Despite a significant synchronized global slowdown leading to a decline in growth from 3.6% in 2018 to an estimated 2.9% for 2019, Asia remained the fastest-growing region in the world.

"Asia contributed about 66% of global growth in the past decade. Ironically, while global growth was slowing down last year, Asia's contribution actually increased 70%," Rhee said. The world economy's growth last year owed 40% to China, 13% to India, and 9.8% from the ASEAN countries, which contributed as much to global growth as the U.S. and the eurozone combined.

But the IMF revised down its two-year growth forecast for Asia in October. The difference of 0.2 percentage point for 2020 and 0.3 for 2021, a larger revision than other regions, was due to surprises like the sharp slowdown in India.

Global growth in 2019 was at its weakest since the global financial crisis despite supportive financial conditions, and Rhee cautioned that recovery in 2020 will be precarious. "It's mostly led by major stressed economies like Venezuela and Turkey ... rather than advanced economies like the United States and China that are still going down," he said.

The IMF expects that financial conditions will remain accommodative, with Rhee noting that rate cuts by major central banks saved the global economy. "Without having this aggressive monetary policy, 2019 could have been much worse," he said.

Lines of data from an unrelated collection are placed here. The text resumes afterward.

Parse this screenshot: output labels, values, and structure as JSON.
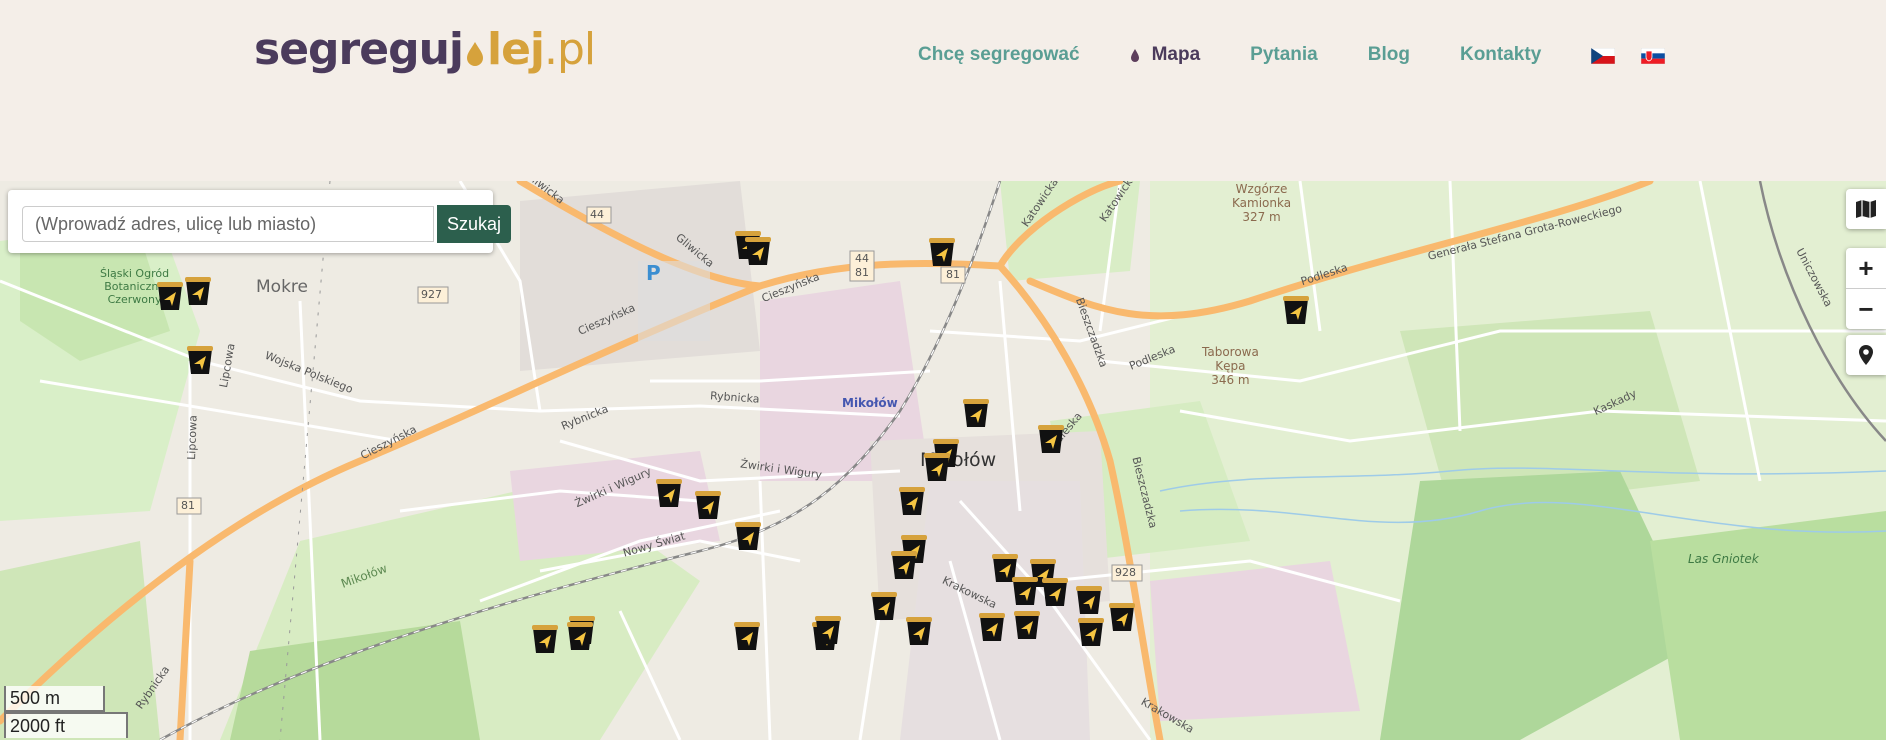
{
  "header": {
    "logo_prefix": "segreguj",
    "logo_mid": "lej",
    "logo_suffix": ".pl",
    "logo_alt": "segregujolej.pl"
  },
  "nav": {
    "items": [
      {
        "label": "Chcę segregować"
      },
      {
        "label": "Mapa"
      },
      {
        "label": "Pytania"
      },
      {
        "label": "Blog"
      },
      {
        "label": "Kontakty"
      }
    ],
    "active_index": 1,
    "languages": [
      {
        "code": "cs",
        "flag": "czech-flag"
      },
      {
        "code": "sk",
        "flag": "slovak-flag"
      }
    ]
  },
  "search": {
    "placeholder": "(Wprowadź adres, ulicę lub miasto)",
    "button_label": "Szukaj"
  },
  "map_controls": {
    "layers_icon": "map-icon",
    "zoom_in": "+",
    "zoom_out": "−",
    "locate_icon": "location-pin-icon"
  },
  "scale": {
    "metric": "500 m",
    "imperial": "2000 ft"
  },
  "map_labels": {
    "mokre": "Mokre",
    "garden": "Śląski Ogród Botaniczny Czerwony",
    "garden_1": "Śląski Ogród",
    "garden_2": "Botaniczny",
    "garden_3": "Czerwony",
    "wzgorze_1": "Wzgórze",
    "wzgorze_2": "Kamionka",
    "wzgorze_3": "327 m",
    "taborowa_1": "Taborowa",
    "taborowa_2": "Kępa",
    "taborowa_3": "346 m",
    "mikolow_station": "Mikołów",
    "mikolow_town": "Mikołów",
    "mikolow_forest": "Mikołów",
    "las": "Las Gniotek",
    "gliwicka": "Gliwicka",
    "cieszynska1": "Cieszyńska",
    "cieszynska2": "Cieszyńska",
    "cieszynska3": "Cieszyńska",
    "rybnicka1": "Rybnicka",
    "rybnicka2": "Rybnicka",
    "rybnicka3": "Rybnicka",
    "wojska": "Wojska Polskiego",
    "lipcowa1": "Lipcowa",
    "lipcowa2": "Lipcowa",
    "zwirki": "Żwirki i Wigury",
    "zwirki2": "Żwirki i Wigury",
    "nowy_swiat": "Nowy Świat",
    "katowicka": "Katowicka",
    "bieszczadzka": "Bieszczadzka",
    "podleska": "Podleska",
    "podleska2": "Podleska",
    "grota": "Generała Stefana Grota-Roweckiego",
    "kaskady": "Kaskady",
    "unicka": "Uniczowska",
    "krakowska": "Krakowska",
    "road44a": "44",
    "road44b": "44",
    "road81a": "81",
    "road81b": "81",
    "road81c": "81",
    "road927": "927",
    "road928": "928",
    "parking": "P"
  },
  "markers_count": 34
}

But he warned that low interest rates lasting too long will add stress to local banks, affect the profitability of existing business models and thus increase risk-taking in a world where rate-shopping no longer has high yields. "Many advanced economies will face the same issue in the future," Rhee said, adding that the situation can already be observed in Japan.

The IMF revised up its growth forecast for Japan from the October number, estimating 0.7% growth in 2020 and 0.5 % in 2021, due to the Abe government's stimulus measures.

"Abenomics lays the ground for stronger growth but economic and fiscal stimulus can't continue forever," Rhee said. He recommended reforms to Japan's labor market and the corporate sector.

On the trade rift between Japan and South Korea, Rhee, a South Korean national, declined to comment. But he expressed concern about the U.S.-China trade truce's negative externalities on Europe and Southeast Asia.

Rhee pointed to one example: China already purchases the majority of its aircraft from the U.S., which means Europe will lose if more imports have to be shifted to the U.S. Asian countries with large export dependence on China will also be hit by the managed trade aspect of the deal.

"The Phase One trade deal will have a net positive impact of 0.3%, but every silver lining has a touch of gray," Rhee said. "The question is whether China will only increase its U.S. imports, decreasing imports from other countries."